Wednesday, September 15, 2004

Otro cisma familiar

Bueno, pues al fin apareció mi hermano. Sin dientes. Una pandilla de monjas, a las que él tomó por una despedida de soltera, le pegaron una paliza de muerte con sus crucifijos de tamaño natural. Y eso que mi hermano ha sido siempre bastante inmune a los malos tratos, porque mi padre siempre ha tenido la mano súper suelta (sobre todo con él, que no se plegó a sus deseos; una idiotez, a todas luces: con lo fácil que es plegarse…); pero, claro, mi padre no disponía de tallas en madera de roble de cristos torturados con afiladísimas potencias de bronce, clavos de acero y coronas de espinas hiperrealistas, capaces de desgarrar la piel y dejarte la cara en carne viva. De hecho, mi padre, que nunca ha sido un latinista experto ni mucho menos un beato, ha aprendido de golpe lo que significa la expresión “Ecce Homo”. Más le hubiese valido enseñarle a mi hermano eso de "Noli me tangere".

Mi hermano, el pobre, tardará unos meses en recuperar parte de su antigua lozanía –sólo parte, que conste, ya que el párpado izquierdo le ha quedado prácticamente inservible, como un toldo vencido por el tiempo, la mugre y el óxido– y supongo que otros tantos meses en recuperar la dentadura, porque mi madre, aunque tiene sentimientos maternales –eso nadie lo duda–, es francamente reacia a soltar la pasta para nada que no sea su cantinela de siempre: “lo que hay en la cuenta es para la lipo y eso es in-to-ca-ble”.

Mi hermano ha decidido denunciar a las monjas, no por rencor –es un organismo demasiado primitivo como para sentir esa clase de emociones destiladas poco a poco, que requieren de más de una neurona, aunque sólo sea para pudrirse en masse en los sótanos de un alma mezquina, rastrera y execrable–, sino por avaricia: se ha enterado de que en el convento guardan tesoros artísticos de valor incalculable. Y cuando mi hermano escucha las palabras valor e incalculable en una misma frase, tiene una erección. Lo sé; es una táctica que he empleado a menudo cuando se ha mostrado reacio a abusar de mí y hacerme víctima de todo tipo de depravadas perversiones. Perversiones, por otro lado, para las que necesita una guía ya que su imaginación es de horizontes francamente limitados incluso para algo para lo que, por su naturaleza, debería estar dotado; tal vez las monjas puedan suministrarle unas cuantas ideas…

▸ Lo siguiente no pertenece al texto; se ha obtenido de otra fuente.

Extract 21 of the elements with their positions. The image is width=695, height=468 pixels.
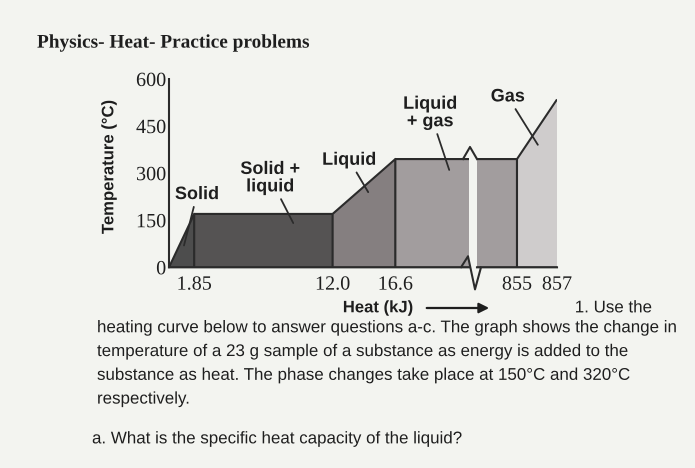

En fin, el caso es que en cuanto mi tía Zita se ha enterado, ha puesto el grito en el cielo. Literalmente, porque ella tiene conexión directa con el Más Allá, ya que además de hacer predicciones bíblicas, mi tía Zita es médium y sibila (o sea, una especie de Rappel con twin-set en lugar de túnica y abalorios, no la diseñadora fantasma).

Mi tía Zita es una de las protectoras oficiales de la Orden agresora de mi hermano, las Adoratrices de Santa Micaela. Al parecer, a las adoratrices les flipa el rollo neobizantino, así que tienen todo el convento forrado de pan de oro de arriba abajo, y mi hermano ha dicho que piensa obligarlas a dejar las paredes más tiesas que las canillas de Pitita Ruidruejo.

–Si quieren decorar los muros, que pongan gres como todo el mundo –ha balbuceado a través del sistema de respiración asistida.

Mi madre, que tampoco se tiene precisamente por una mujer devota, se ha puesto de parte de mi hermano “de manera incondicional”, aunque a mí no me engaña: lo ha hecho por sus caderas. Ya se sabe, la lipo es lo primero.

Mi tía Zita ha contraatacado con una maldición (bíblica, cómo no), que al parecer le ha dictado el mismísimo San Juan de Patmos esta mañana, cuando sacaba brillo a la plata. “Dile a tu madre que se prepare si la carne de su carne actúa contra mis protegidas, esas benditas. Si tu hermano no fuese por ahí enseñando el badajo…”

–Pues no sé de qué se escandalizan esas pazguatas –ha replicado mi madre–. Al fin y al cabo, están hartas de tocar la campana todo el santo día.

Mi madre, a veces, tiene la sensibilidad en la brenca del coño.